New York Times editorial weighs Argentina for human rights advances
September 16, 2011
The report, by Kathryn Sikkink a political science professor at Minnesota University titled “It has ran out of time to tyrants” developed countries around the world and had made progress in human rights matters unpublished cases of prosecution for those who had committed “crimes against humanity. “ Stresses that this process not seen since the Nuremberg trials in 1949. In turn explains that contrary to popular belief progress in human rights has not caused problems in democratic regimes, on the contrary, it seems that strengthens democracy even to neighboring countries where it is reflected a decline in authoritarianism or repressive practices.
Thus taken as prominent examples in Latin America: “In Latin America, military youth wing only have to look Argentinaand to Chile, countries in which, respectively, 81 and 66 people were convicted of crimes during previous dictatorships to learn lesson that the chances of punishment are greater now than in the past.This may explain why coups are now so rare in this region. ”
He added that “almost all the leaders, when faced with an order of the day, try to turn the page and look to the future. But the demands of justice are very robust and the countries that made their former leaders responsible for episodes occurred, have emerged with greater strength. ”
“The trials of repressors seem to have a deterrent effect beyond the borders. If a number of countries in a region engage in these processes, the neighboring nations also typically show a decrease in the level of repression, but had not entered into trials, “said the editorial.
The report says that “the historical evidence and statistics give us reason to question the critics of the trials for human rights violations.”
“My research, said the specialist, shows that countries in transition, moving from authoritarian to democratic governments, or civil war to peace, where there were prosecutions for violation of human rights eventually became less repressive thantransitional nations without those judgments. ”
In this connection, he highlighted that “if we compare countries like Argentina and Chile, which used the processing for human rights, with Brazil, which did not, I find that the processing is not exacerbated the human rights violations, nor did they threaten democracy or led to more violence. ”
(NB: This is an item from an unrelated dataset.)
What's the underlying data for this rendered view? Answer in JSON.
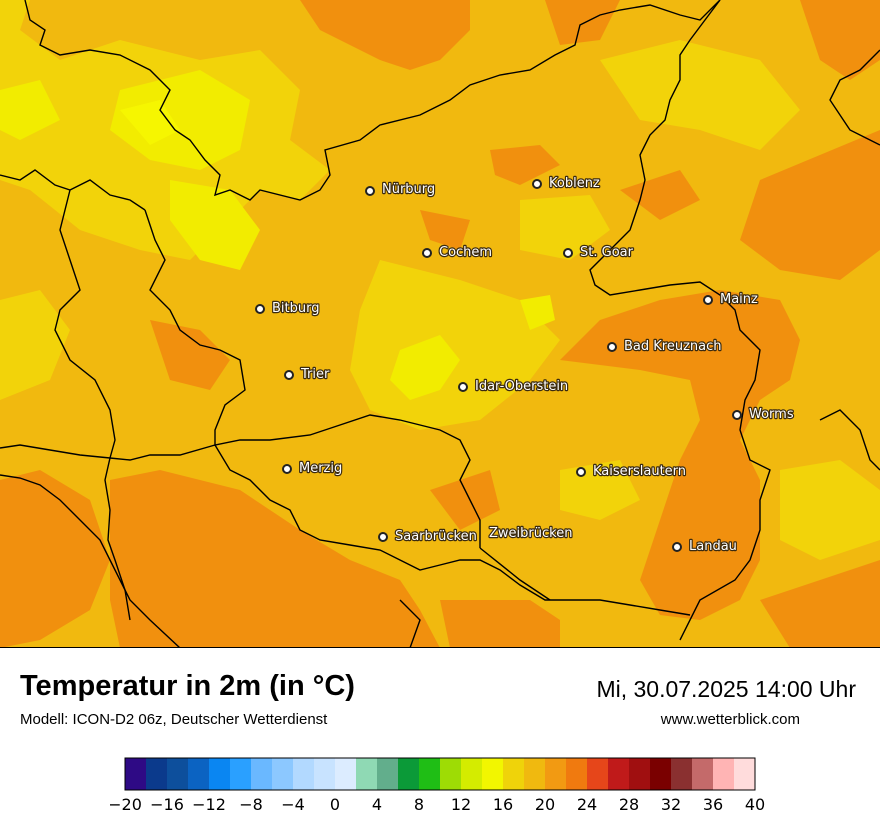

Then “the possibility of punishment and disgrace of the oppressors, make the human rights violations in episodes more expensive, and therefore discouraged in the future who want to engage in them.”
“Since the end of Nuremberg trials in 1949 until the mid-seventies, there was virtually no possibility that the heads of state or government officials were found responsible for violating human rights” recalls the author of the report.
Sikkink concluded: “In the past two decades, the possibility of increased penalties and new government officials certainly will be more careful before deciding to kill or torture their political opponents.”